Last Saturday, four of us set off up Mount Brandon from the Ballybrack, Cosán na Naomh side. Time of year meant that there was snow from half way up which did not exist last July. Also this route does not place the mountain between the walker and the Atlantic Ocean – and more importantly, the wind coming off the sea.
There are sixteen crosses from Ballybrack to the summit – one part way up; 14 marked as Stations of the Cross; and a final cross at the top. Just after Station of the Cross VI, my thighs and body dictated to the mind that it was best to return so I wished my walking colleagues well and turned around.

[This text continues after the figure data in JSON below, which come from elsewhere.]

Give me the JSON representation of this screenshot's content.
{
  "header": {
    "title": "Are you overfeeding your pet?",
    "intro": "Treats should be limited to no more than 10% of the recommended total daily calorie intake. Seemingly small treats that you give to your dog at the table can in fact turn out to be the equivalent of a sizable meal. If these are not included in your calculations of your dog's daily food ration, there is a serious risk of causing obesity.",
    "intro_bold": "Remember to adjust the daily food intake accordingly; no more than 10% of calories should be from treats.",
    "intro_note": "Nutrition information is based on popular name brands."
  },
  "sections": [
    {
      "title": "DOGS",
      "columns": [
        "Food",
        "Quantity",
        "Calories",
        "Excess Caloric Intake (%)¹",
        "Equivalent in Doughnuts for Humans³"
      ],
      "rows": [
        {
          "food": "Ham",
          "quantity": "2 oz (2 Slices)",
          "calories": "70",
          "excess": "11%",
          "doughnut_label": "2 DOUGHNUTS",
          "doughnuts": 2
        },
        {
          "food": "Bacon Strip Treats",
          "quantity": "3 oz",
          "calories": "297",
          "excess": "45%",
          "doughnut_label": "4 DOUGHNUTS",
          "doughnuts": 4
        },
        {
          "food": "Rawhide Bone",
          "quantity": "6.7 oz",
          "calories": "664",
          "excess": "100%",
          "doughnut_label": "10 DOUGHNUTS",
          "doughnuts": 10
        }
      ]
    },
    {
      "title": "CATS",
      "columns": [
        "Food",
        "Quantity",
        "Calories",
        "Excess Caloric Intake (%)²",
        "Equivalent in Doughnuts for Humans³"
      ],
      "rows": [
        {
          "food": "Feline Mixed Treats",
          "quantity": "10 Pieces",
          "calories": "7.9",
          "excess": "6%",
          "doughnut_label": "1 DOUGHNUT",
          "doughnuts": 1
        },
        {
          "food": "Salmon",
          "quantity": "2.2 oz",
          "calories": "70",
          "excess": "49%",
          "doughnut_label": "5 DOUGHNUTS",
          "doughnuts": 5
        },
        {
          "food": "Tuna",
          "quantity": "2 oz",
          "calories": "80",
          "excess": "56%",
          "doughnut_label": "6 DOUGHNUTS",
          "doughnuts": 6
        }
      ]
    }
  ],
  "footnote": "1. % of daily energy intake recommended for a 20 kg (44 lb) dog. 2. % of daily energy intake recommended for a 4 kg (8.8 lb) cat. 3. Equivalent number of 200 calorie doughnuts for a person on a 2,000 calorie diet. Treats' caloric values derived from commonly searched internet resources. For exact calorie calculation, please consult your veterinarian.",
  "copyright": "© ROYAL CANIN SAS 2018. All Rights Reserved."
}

A short way down, I met Gerard and Marie from Glin and was persuaded to carry on up through the snow with them.
I got as far as Station Cross 14 before the driving sleet and wind and my aching body compelled an about turn. I would not have got even that far without the patience of my fellow travellers stopping to chat and take on food at the frequency that I did, without the enjoyable conversation to distract this walker from the gradient in front, and without that unspoken encouragement of company.
Company can be so undervalued.
A few days later, the aches have abated but determination has hardened :
- that hill fitness will be attained and that Mount Brandon will be ascended frommthe Ballybrack side before the end of this Summer, and
- that a visit to the Magpie Bar in Glin is in order to thank Gerard and Marie again.